Muskaan Rashid, who has trained at the academy, described how she reacted when some boys passed lewd comments and hit her brother in 2018. “I intervened and punched one of them badly,” said the 14-year-old. “I told them to go and bring whoever you want to bring.”

For me, it’s a way of life.  It teaches me how to walk while keeping my head high.
  • Iron Fist Wing Chun academy in Kashmir.

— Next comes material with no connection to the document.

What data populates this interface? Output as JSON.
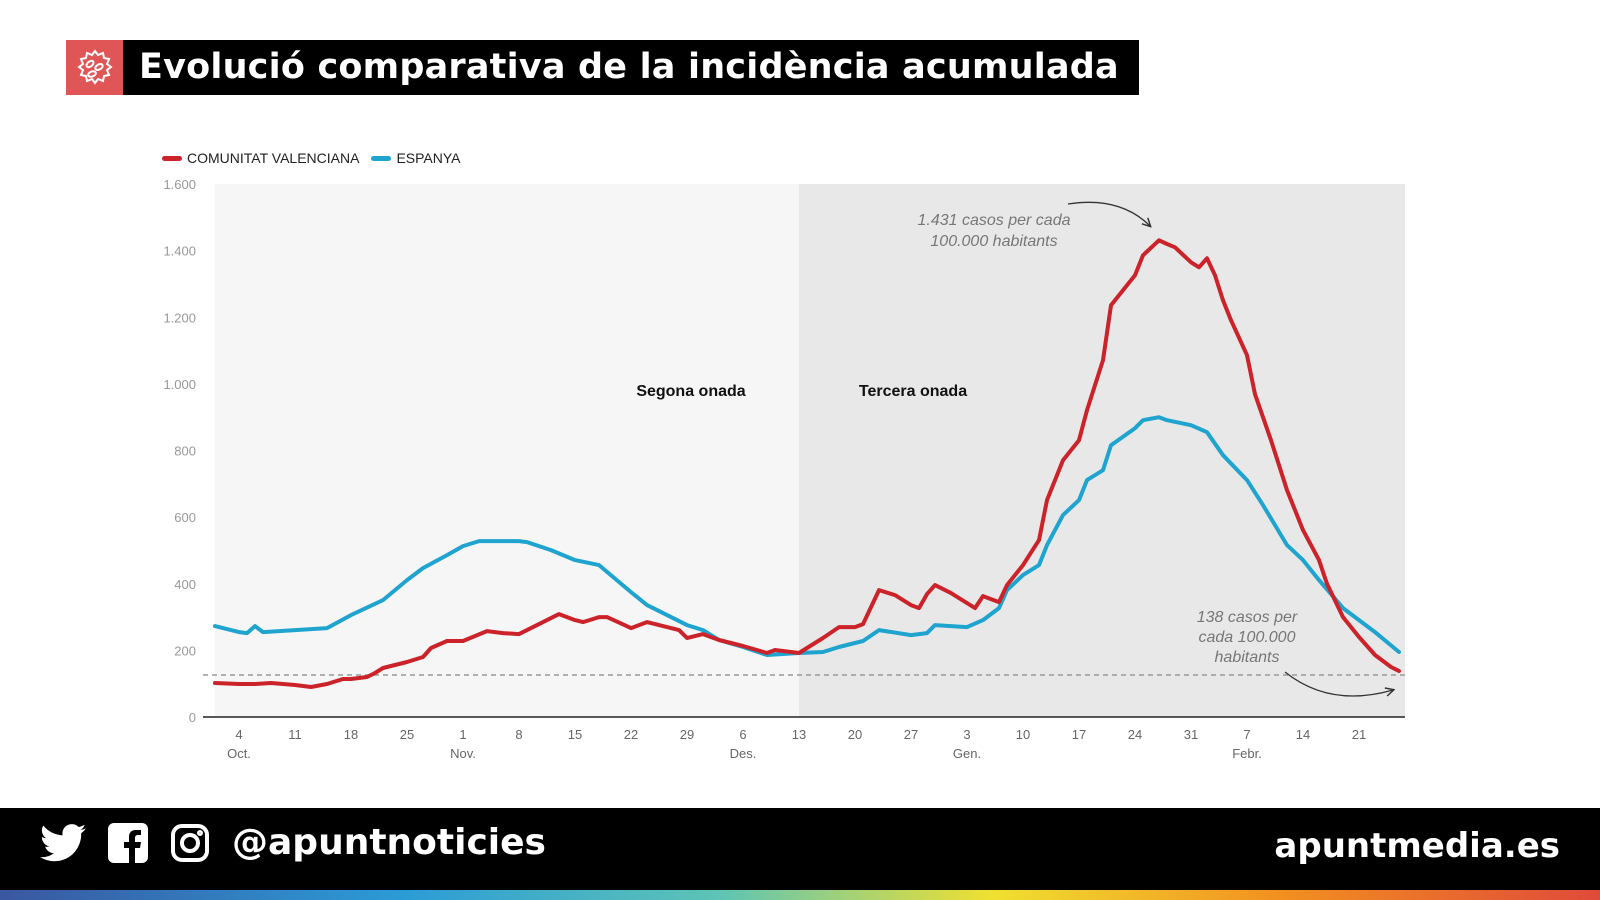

    Iron Fist Wing Chun academy in Kashmir.
    Sharafat Ali
    Peerzada Adil Iqbal Shah during a training session for girls at his martial arts academy in Soura, Srinagar. Every weekend, Adil teaches the girls self defence and sports martial arts. Girls from different localities visit this academy accompanied by their parents who drop and pick them up.
  • Sharafat Ali
    The academy is registered with the State Sports Council, which organises various tournaments and martial arts events. Peerzada Adil Iqbal Shah said, "Self defence is very important in present times, but most parents want their kids to win medals and trophies, so we teach them sports martial arts."
  • Sharafat Ali
    Girls practicing with nunchucks, a traditional martial arts weapon. Along with the basics of sports martial arts, girls learn traits of self defence martial arts at the academy, which includes punching, kicking, flips and many more combative techniques.
  • Sharafat Ali
    Adeeba Gulzar, who is called 'champ' in the academy, has won laurels at the national and regional level. Taking inspiration from her sister Aqsa, who had joined the academy in 2015, Adeeba visits the academy along with her two sisters.
  • Sharafat Ali
    During a training session, Eeshal Maryam performs a full leg stretching while others can been seen in a traditional martial art stance.
  • Sharafat Ali
    "While there are many academies for boys to train at, there is hardly any academy where girls can learn traits of martial arts in Kashmir," said Peerzada Adil Iqbal Shah.
  • Sharafat Ali
    "Self defence is very important for anyone, especially girls, looking at the number of harassment cases in Kashmir surfacing these days," said Peerzada Adil Iqbal Shah. "Moreover sports keeps one healthy and fresh and who does not want to be fit."
  • Sharafat Ali
    Sisters Adla and Andleeb posing for a picture after a training session. While Adla is still in school, Andleeb goes to college. The duo along with their elder sister train at the academy, every weekend.
  • Sharafat Ali
    Aqsa Gulzar practicing a kick during a weekend training session at academy. Aqsa has been a regular at the academy since 2015. She has inspired her two sisters, who also visit the academy regularly on weekends. "Our father is very supportive and makes sure we don't miss any training session at the academy. He picks and drops the three of us, every weekend," she said.
  • Sharafat Ali
    Anjum, who goes to school, is seen practicing as the sunlight makes patterns on her Kung Fu robe.
  • Sharafat Ali
    Girls stretching and warming up before the training session commences at the martial arts academy. 
  • Sharafat Ali
    Girls posing for a picture while doing a full stretch and karate stance during a training session at the martial arts academy.